Ce jour-là, j’ai adressé une demande à la KESB de Berne afin de protéger mes filles contre toute nouvelle aliénation. La pratique à Berne au niveau fédéral avait déjà séparé les enfants de leur foyer, et je me battais pour maintenir le contact.
Le texte intégral de la demande (anonymisé) :
« Madame la Présidente de la KESB,
En tant que père, je formule cette demande afin de protéger mes deux filles contre toute nouvelle aliénation.
Considérant que :
- Le fait pour la mère de se rendre dans un foyer pour femmes constitue un avantage significatif concernant l’attribution de la garde parentale ainsi que concernant le droit de visite qui y est lié ;
- La planification des rendez-vous pour les transferts accompagnés entre l’AJH et le père s’avère apparemment difficile en raison des horaires de travail et des disponibilités, de sorte qu’à ce jour, 3 visites ont eu lieu pour un total de 8 heures ;
La présidence est invitée à créer un système garantissant le respect des mesures provisoires fixées dans la décision.
Berne, le 16 juin 2014 [Signature]
Pièces jointes :
- Copie du plan de travail de juin
- Copie de la brève lettre de l’AJH
- Copie de l’e-mail de l’AJH »
Ce que cela signifie Les enfants étaient séparés de leur foyer habituel depuis le 6 mai 2014. La mère a profité de cette situation pour s’assurer la garde parentale.
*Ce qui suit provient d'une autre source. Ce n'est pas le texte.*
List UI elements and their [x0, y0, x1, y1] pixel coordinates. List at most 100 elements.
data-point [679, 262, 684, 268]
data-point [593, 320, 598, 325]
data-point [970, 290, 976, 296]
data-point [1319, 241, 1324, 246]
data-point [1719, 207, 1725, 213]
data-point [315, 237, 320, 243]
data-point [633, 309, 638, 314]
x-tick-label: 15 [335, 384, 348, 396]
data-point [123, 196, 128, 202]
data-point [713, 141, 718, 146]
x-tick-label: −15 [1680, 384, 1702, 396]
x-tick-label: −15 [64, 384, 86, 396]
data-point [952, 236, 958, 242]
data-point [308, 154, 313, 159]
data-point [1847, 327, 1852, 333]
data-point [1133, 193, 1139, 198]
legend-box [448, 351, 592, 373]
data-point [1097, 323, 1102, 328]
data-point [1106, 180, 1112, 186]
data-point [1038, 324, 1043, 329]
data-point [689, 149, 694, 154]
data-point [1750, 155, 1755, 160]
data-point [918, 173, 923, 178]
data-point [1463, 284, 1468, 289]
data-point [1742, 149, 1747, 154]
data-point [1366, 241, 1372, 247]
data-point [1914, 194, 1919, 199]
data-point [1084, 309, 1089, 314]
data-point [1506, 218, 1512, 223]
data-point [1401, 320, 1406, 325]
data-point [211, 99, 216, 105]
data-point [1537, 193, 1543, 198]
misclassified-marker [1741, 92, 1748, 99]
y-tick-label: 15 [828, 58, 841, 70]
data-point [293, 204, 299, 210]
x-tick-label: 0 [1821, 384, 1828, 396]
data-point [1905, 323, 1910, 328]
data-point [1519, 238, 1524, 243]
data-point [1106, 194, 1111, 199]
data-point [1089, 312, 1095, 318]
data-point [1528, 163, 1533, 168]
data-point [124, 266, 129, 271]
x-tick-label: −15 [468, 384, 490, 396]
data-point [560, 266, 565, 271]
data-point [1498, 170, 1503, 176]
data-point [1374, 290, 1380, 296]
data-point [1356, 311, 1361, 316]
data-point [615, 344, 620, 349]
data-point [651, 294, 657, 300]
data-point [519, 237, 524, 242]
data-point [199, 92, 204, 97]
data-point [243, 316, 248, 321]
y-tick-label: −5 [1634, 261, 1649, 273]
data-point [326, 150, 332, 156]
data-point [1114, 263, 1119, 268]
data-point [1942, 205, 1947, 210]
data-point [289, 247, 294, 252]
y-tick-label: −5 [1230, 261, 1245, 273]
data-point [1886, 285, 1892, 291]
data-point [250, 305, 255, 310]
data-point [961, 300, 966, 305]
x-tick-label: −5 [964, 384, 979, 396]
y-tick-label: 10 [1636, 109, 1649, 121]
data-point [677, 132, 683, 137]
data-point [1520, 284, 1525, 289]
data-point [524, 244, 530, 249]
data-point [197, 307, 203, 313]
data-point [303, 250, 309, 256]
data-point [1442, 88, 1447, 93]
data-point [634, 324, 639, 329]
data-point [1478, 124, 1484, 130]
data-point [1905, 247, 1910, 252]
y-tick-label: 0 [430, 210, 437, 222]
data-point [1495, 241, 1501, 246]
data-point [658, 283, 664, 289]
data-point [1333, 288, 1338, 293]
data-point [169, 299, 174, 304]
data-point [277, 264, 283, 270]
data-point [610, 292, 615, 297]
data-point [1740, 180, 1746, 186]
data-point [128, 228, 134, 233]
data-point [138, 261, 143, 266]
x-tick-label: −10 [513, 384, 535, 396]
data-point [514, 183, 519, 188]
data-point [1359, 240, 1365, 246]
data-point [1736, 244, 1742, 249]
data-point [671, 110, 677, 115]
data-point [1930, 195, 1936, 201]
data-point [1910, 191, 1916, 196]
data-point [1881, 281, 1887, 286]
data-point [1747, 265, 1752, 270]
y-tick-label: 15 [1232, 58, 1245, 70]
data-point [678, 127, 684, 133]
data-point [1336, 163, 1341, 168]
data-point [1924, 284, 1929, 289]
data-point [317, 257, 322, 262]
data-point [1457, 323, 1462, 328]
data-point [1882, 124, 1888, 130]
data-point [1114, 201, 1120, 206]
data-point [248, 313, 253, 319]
Je n’ai eu que 3 visites en 6 semaines, soit un total de 8 heures. L’Aide à la jeunesse ambulatoire (AJH) n’a pas pu trouver de rendez-vous réguliers, et la KESB n’a pas réagi.
La pratique à Berne au niveau fédéral a échoué La mesure provisoire du 27 mai 2014 (2 heures de contact 2 fois par semaine) n’a pas été mise en œuvre. Les enfants sont restés séparés de leur foyer et de leurs grands-parents pendant des mois. Ma demande a été ignorée, et l’aliénation s’est poursuivie.